Artificial Intelligence (AI) is the intelligence of machines and the branch of computer science which aims to create it. Major AI textbooks define the field as "the study and design of intelligent agents," where an intelligent agent is a system that perceives its environment and takes actions which maximize its chances of success. John McCarthy, who coined the term in 1956, defines it as "the science and engineering of making intelligent machines."
The field was founded on the claim that a central property of human beings, intelligence—the sapience of Homo sapiens—can be so precisely described that it can be simulated by a machine. This raises philosophical issues about the nature of the mind and limits of scientific hubris, issues which have been addressed by myth, fiction and philosophy since antiquity. Artificial intelligence has been the subject of breathtaking optimism, has suffered stunning setbacks and, today, has become an essential part of the technology industry, providing the heavy lifting for many of the most difficult problems in computer science.

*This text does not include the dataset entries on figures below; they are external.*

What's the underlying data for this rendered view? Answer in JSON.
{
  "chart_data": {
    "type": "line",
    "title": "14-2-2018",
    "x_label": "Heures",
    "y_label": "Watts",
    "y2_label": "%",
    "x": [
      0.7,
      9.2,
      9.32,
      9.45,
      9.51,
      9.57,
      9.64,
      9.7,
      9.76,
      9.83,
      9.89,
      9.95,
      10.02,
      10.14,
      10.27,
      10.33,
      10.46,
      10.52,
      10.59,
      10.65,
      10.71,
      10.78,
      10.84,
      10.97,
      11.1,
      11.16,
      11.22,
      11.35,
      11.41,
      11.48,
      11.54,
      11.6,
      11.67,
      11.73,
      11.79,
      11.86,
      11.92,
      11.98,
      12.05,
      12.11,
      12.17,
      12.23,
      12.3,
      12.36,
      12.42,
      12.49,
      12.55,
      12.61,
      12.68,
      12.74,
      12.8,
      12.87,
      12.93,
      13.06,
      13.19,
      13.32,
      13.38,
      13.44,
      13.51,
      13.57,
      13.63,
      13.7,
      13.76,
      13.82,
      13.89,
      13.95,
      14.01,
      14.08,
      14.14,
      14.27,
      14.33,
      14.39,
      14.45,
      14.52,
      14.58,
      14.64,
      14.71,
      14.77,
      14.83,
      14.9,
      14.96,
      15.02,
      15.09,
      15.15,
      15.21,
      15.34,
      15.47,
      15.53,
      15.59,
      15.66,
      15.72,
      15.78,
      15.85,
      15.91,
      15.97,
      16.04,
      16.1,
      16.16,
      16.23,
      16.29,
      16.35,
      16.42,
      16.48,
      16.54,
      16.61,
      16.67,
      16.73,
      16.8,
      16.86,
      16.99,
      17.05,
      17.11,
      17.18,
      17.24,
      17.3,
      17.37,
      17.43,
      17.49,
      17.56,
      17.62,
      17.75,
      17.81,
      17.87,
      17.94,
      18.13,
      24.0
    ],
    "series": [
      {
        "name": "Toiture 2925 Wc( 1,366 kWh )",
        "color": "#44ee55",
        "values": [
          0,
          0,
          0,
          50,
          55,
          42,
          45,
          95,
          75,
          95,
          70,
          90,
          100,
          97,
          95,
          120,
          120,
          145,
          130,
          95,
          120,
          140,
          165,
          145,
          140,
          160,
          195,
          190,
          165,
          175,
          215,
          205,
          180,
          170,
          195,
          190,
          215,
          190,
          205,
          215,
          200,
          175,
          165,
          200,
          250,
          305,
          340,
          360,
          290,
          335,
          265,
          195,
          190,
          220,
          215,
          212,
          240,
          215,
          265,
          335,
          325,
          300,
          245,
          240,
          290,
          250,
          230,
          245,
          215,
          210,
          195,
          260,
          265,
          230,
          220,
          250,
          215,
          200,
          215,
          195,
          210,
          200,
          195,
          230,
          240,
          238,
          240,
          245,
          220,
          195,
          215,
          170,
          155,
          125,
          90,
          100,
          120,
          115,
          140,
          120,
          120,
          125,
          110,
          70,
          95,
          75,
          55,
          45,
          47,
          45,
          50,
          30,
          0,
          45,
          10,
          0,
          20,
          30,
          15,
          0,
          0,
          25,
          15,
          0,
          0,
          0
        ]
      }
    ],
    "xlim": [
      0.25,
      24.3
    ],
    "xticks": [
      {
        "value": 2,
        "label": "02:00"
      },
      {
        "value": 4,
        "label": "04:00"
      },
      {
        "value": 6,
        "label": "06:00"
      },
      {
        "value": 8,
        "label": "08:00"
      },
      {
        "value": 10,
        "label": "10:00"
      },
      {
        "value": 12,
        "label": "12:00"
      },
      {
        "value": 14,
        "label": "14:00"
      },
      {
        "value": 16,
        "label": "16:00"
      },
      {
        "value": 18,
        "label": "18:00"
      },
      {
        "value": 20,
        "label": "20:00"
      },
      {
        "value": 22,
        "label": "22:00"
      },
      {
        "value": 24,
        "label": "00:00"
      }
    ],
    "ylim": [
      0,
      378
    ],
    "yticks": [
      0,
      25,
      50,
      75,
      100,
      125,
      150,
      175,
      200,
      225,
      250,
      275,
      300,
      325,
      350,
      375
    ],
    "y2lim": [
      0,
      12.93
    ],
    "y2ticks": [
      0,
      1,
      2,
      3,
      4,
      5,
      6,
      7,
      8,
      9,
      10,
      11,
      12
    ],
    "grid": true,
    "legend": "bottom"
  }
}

AI research is highly technical and specialized, so much so that some critics decry the "fragmentation" of the field. Subfields of AI are organized around particular problems, the application of particular tools and around longstanding theoretical differences of opinion. The central problems of AI include such traits as reasoning, knowledge, planning, learning, communication, perception and the ability to move and manipulate objects. General intelligence (or "strong AI") is still a long-term goal of (some) research, while many researchers no longer believe that this is possible.